Syria chemical weapons (illustration)
Syria chemical weapons (illustration)Thinkstock

The U.S. ship MV Cape Ray arrived on Tuesday in the southern Italian port of Gioia Tauro for the transfer and destruction of about 1,300 tons of Syrian chemical weapons, reports The Associated Press (AP).

The 648-foot (197.5-meter) U.S. government cargo ship has been fitted with two machines designed to neutralize the most toxic chemicals, including mustard gas and the raw materials for sarin nerve gas, that were removed from Syria as part of the international effort to destroy its chemical weapons.

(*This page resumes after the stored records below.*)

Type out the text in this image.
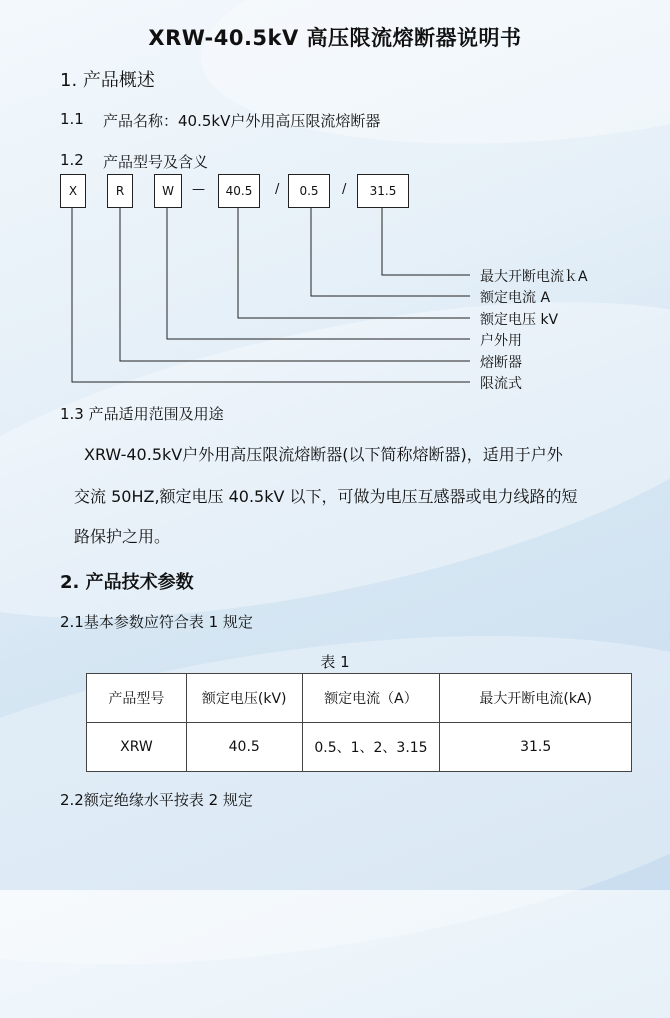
XRW-40.5kV 高压限流熔断器说明书
1. 产品概述
1.1 产品名称：40.5kV户外用高压限流熔断器
1.2 产品型号及含义
X	R	W	—	40.5	/	0.5	/	31.5
最大开断电流ｋA
额定电流 A
额定电压 kV
户外用
熔断器
限流式
1.3 产品适用范围及用途
XRW-40.5kV户外用高压限流熔断器(以下简称熔断器)，适用于户外
交流 50HZ,额定电压 40.5kV 以下，可做为电压互感器或电力线路的短
路保护之用。
2. 产品技术参数
2.1基本参数应符合表 1 规定
表 1
产品型号	额定电压(kV)	额定电流（A）	最大开断电流(kA)
XRW	40.5	0.5、1、2、3.15	31.5
2.2额定绝缘水平按表 2 规定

The most dangerous chemical weapons will be transferred from the Danish vessel Ark Futura to the Cape Ray, which will move into international waters for the destruction, according to AP.

Other material will be taken to toxic wastes sites in various countries for disposal.

The international operation to destroy Syria’s stockpile of deadly chemicals is a joint Russian-U.S. plan that was endorsed by the UN Security Council last September. 

The resolution was a last-minute measure to prevent an American strike on Syria in retaliation for the regime's alleged use of chemical weapons in an attack on a Damascus suburb in August that left hundreds dead.

Last week, after Syria missed several deadlines in the plan to move all of its declared chemical substances and precursors out of the country, the Organization for the Prohibition of Chemical Weapons announced that the final stockpile of Syria's chemical weapons had been shipped out of the country.

On the eve of the ship’s arrival, residents and even officials from Gioia Tauro and nearby towns voiced concern about potential environmental contamination as a result of the transfer and also complained that they hadn’t been told what exactly would be taking place in their backyard.

“We live this situation with uncertainty and resignation because for the last four months we continued to ask for information about it but they didn’t give it,” Domenico Madafferi, mayor of the nearby town of San Ferdinando, was quoted by AP as having said.

While the disarmament process is risky from beginning to end, those in charge stress that equally hazardous chemicals are neutralized on a daily basis around the world.